SALT LAKE CITY (AP) - A coalition of Salt Lake City attorneys known as the “Refugee Justice League” has begun work to help Bhutanese refugees build a Hindu temple.
More than 300 lawyers have volunteered their services to help build a temple for the thousands who settled in Utah after escaping religious persecution in the South Asia country Bhutan, the Salt Lake Tribune reported last week.
Bhutan is a Buddhist country wedged between China and India. Over 100,000 Hindus fled Bhutan after they say majority Buddhists imposed their religion and language on the Hindu minority.
In 2008, the U.S. took in about 60,000 Bhutanese refugees.
The nearly 2,000 refugees in Utah gathered at a Krishna temple for classes, dances and festivals last year. But they say the need their own Hindu temple to practice their faith, preserve traditions and pass on their language.
“Our younger children are forgetting how to speak it,” refugee Gyanu Dulal said.
The lawyers are helping refugees in setting up a religious nonprofit, considering locations, talking about land use and explaining what it takes to build a sacred structure.
“It’s a once-in-a-lifetime chance,” Salt Lake City real estate attorney Matthew Wirthlin said, “to help folks who have experienced hardships I will never know.”
Dual said that the 1980s saw members of the Buddhist majority pushing Hindus out of jobs, looting their businesses and raping Hindu women.
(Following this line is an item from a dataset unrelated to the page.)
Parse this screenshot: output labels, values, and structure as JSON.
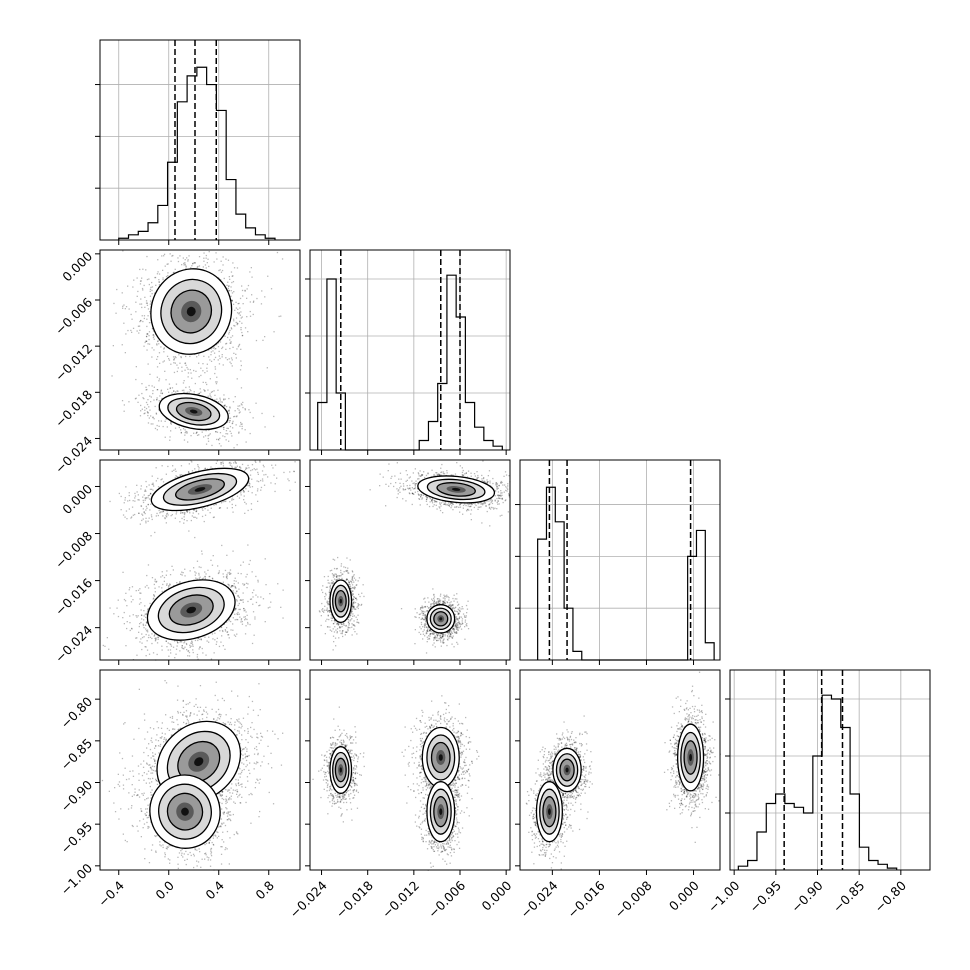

In late 1990, Dual said his family escaped to a refugee camp in Nepal, where they spent the next 17 years eating rations provided by aid organizations.
Nearly 10 years after settling in Utah, Dual said he hopes the temple and community center will help Bhutanese refugees reconnect through worship.
“Our senior people are isolated and depressed in their apartments because they have no place to practice their rituals,” Dual said.
The proposed temple and community center will be open to Hindus, Buddhist, Kirats and similar faith minorities.